Physiquement lourd à porter

Après avoir récolté quelque 13 000 cachotteries via une plateforme online garantissant l’anonymat des participants, le chercheur et son équipe les ont classées en 38 catégories telles que trahison, addictions cachées, larcins, soucis d’argent, orientation sexuelle, infidélités, tics ou TOCS, hobbys honteux… avant de les décrypter et de les analyser. Les conclusions obtenues sont parfois attendues, parfois nettement moins.

Ainsi, s’il n’est pas étonnant que 50% des conjoints volages gardent pour eux leurs incartades et ne sont pas très fiers de leur comportement sans forcément en culpabiliser, il est en revanche surprenant de constater qu’il existe une véritable corrélation entre dissimulation et perception du monde. Comme l’expliquait récemment le professeur Slepian dans la revue «The Atlantic», «quand quelqu’un tait des comportements de type double vie ou malhonnêteté, il se sent physiquement plus lourd qu’il ne l’est sur une balance. De même, il voit son environnement de manière déformée.»
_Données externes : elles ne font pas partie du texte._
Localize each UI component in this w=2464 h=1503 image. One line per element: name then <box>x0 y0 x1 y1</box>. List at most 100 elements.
«Les pentes d’une colline lui paraissent plus raides qu’elles ne le sont, il a une fausse appréciation des distances (il les pense plus longues) et a aussi une mauvaise estimation des efforts à fournir pour réaliser une petite tâche et les juge bien plus fatigants qu’ils ne le sont réellement.»

Plus troublant encore, une expérience parallèle menée à l’Université de Californie, à Berkeley, montre que le non-dit pompe une énergie folle puisque «penser à une chose qu’on doit garder pour soi fait baisser de 17% les capacités cognitives et de 30% les performances physiques».